Helen Cammock : I Decided I Want to Walk

10 September - 17 October 2020

Kate MacGarry is pleased to announce Helen Cammock’s first exhibition at the gallery. Cammock explores social histories through film, photography, print, text, song and performance. She is motivated by her commitment to questioning mainstream historical narratives around blackness, womanhood, wealth, power, poverty and vulnerability. Mining her own biography in addition to the histories of oppression and resistance, multiple and layered narratives reveal the cyclical construct of histories.

The exhibition features Cammock’s new film They Call It Idlewild. The work acts as a reflection on the politics of idleness and what it means creatively, emotionally and culturally to be idle at a time when questions are being asked more widely about the physical and emotional costs of hyperproductivity required by neoliberalism. Cammock explores the processes of idleness through visual and poetic intertextuality, drawing on writers such as Audre Lorde, Mary Oliver, James Joyce and Jonathan Crary. Partway through the film, Cammock begins to sing Johnny Mercer’s Depression Era song Lazy Bones, drawing an explicit link between several historical periods, a reminder of the pervasiveness of racial stereotypes around laziness and the toxic hypocrisies of the slave business and land-owning classes. They Call it Idlewild asks: who gets to be lazy?

They Call It Idlewild was first exhibited at Wysing Arts Centre, Cambridge in March 2020, following a residency responding to the forgotten histories, photographs and artworks uncovered in the organisation’s archive. Cammock’s film has gained currency with the pandemic. Observation and patience are offered alongside urgent conversations of complacency and collusion.

A large calico banner made in direct relation to the film is presented in I Decided I Want to Walk. Its forms reference the film’s landscape and its intention. The content, ideas and process of the film’s construction are recalled, in dialogue with histories of protest, the relationship to marginal experience and labour rights.

 

A set of new silkscreen prints respond to a moment past and current - political and social - individual and collective - asking how one exists without the other. Through the poetic quality and potential of language these propositions, and perhaps provocations, ask us to pay attention.

Helen Cammock was born in 1970 in Staffordshire. She lives and works between Brighton and London. Cammock was the joint recipient of The Turner Prize 2019 and the 7th Max Mara Art Prize for Women. Recent exhibitions include Wysing Arts Centre, Cambridge, UK (2020); Collezione Maramotti, Italy (2020); Whitechapel Gallery, London (2019); Turner Contemporary, Margate, UK (2019); VOID, Derry, Northern Ireland; The Irish Museum of Modern Art, Dublin (2019); Reading Museum, UK; Cubitt, London (2017). Her work has been included in group exhibitions at Kunsthaus Bregenz, Austria; Hamburger Kunsthalle, Hamburg, Germany; Somerset House, London; Hollybush Gardens, London, and Firstsite, Colchester, UK. She has staged performances at Turner Contemporary, Margate; Collezione Maramotti, Italy; The Showroom, London; Whitechapel Gallery, London; Cubitt, London; VOID, Derry, Northern Ireland and the ICA, London. 

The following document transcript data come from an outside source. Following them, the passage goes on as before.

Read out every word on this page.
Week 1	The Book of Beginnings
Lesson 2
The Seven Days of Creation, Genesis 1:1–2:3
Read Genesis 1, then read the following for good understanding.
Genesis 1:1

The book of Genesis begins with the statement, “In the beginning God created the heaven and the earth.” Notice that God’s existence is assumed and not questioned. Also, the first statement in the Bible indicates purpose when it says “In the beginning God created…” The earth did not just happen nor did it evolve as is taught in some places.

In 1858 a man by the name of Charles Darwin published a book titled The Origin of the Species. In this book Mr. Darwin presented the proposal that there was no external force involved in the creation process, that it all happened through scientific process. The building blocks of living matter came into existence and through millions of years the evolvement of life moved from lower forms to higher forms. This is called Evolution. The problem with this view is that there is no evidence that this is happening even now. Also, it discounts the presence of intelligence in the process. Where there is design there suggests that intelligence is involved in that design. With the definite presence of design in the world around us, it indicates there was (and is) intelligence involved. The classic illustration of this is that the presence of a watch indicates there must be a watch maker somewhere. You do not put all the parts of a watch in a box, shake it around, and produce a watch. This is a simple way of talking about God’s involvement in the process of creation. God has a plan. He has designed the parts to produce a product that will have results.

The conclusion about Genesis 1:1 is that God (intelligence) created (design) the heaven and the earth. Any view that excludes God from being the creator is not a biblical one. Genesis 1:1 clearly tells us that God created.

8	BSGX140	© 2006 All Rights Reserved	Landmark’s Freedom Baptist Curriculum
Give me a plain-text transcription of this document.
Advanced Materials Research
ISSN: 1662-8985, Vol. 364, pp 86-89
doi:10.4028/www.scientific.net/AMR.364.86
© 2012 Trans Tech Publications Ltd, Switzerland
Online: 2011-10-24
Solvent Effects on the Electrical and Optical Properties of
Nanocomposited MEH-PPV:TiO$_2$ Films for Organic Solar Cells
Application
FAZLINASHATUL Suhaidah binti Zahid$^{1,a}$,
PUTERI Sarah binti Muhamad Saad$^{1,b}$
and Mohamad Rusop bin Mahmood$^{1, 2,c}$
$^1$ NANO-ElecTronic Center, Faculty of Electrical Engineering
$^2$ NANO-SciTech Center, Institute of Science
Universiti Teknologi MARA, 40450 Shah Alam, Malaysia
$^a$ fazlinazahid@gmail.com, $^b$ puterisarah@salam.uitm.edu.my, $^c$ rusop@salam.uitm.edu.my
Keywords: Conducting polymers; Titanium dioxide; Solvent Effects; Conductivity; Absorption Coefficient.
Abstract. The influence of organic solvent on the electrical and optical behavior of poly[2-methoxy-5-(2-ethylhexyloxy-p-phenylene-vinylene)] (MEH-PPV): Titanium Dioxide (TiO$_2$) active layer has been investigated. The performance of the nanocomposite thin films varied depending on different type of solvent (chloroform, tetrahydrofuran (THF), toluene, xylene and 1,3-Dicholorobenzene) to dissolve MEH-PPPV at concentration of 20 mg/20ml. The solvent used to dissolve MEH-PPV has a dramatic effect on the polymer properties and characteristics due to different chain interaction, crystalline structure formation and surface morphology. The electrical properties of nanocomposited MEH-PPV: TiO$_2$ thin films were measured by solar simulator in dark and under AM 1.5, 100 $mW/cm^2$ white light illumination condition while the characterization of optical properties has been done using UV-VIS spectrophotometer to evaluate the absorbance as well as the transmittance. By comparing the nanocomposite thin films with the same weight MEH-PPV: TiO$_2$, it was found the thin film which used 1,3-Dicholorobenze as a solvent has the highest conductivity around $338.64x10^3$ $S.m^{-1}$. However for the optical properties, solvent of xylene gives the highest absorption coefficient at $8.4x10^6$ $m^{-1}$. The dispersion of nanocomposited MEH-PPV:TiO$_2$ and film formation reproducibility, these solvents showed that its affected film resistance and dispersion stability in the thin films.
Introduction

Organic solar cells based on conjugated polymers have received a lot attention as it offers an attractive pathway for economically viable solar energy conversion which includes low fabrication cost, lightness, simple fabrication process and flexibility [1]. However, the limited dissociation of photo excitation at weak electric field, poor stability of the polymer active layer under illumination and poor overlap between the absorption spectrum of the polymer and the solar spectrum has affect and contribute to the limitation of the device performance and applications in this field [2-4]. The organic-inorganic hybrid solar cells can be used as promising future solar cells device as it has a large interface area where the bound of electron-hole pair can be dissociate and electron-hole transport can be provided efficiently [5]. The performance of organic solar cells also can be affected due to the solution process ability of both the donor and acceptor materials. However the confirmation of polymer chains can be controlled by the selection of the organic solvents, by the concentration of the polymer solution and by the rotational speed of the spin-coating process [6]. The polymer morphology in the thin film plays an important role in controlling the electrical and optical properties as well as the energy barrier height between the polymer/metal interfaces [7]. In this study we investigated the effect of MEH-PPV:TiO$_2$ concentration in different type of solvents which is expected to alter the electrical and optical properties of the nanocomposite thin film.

The Serpentine Gallery is due to present Cammock’s project Radio Ballads in 2021. Her new film Concrete Feather and Porcelain Tacks is co-commissioned by Film and Video Umbrella, The Photographers Gallery and Contemporary Art Society and will be exhibited in solo exhibitions at The Photographers Gallery and Touchstones Gallery, Rochdale Museum in 2021. She will perform as part of Performance Exchange, London, 2020 and has solo exhibitions with Oakville Galleries, Toronto and Rivers Institute, New Orleans in association with the California African American Museum, Los Angeles and Amistad Research Center, New Orleans in 2021. She is participating in the British Art Show 9, 2021-22.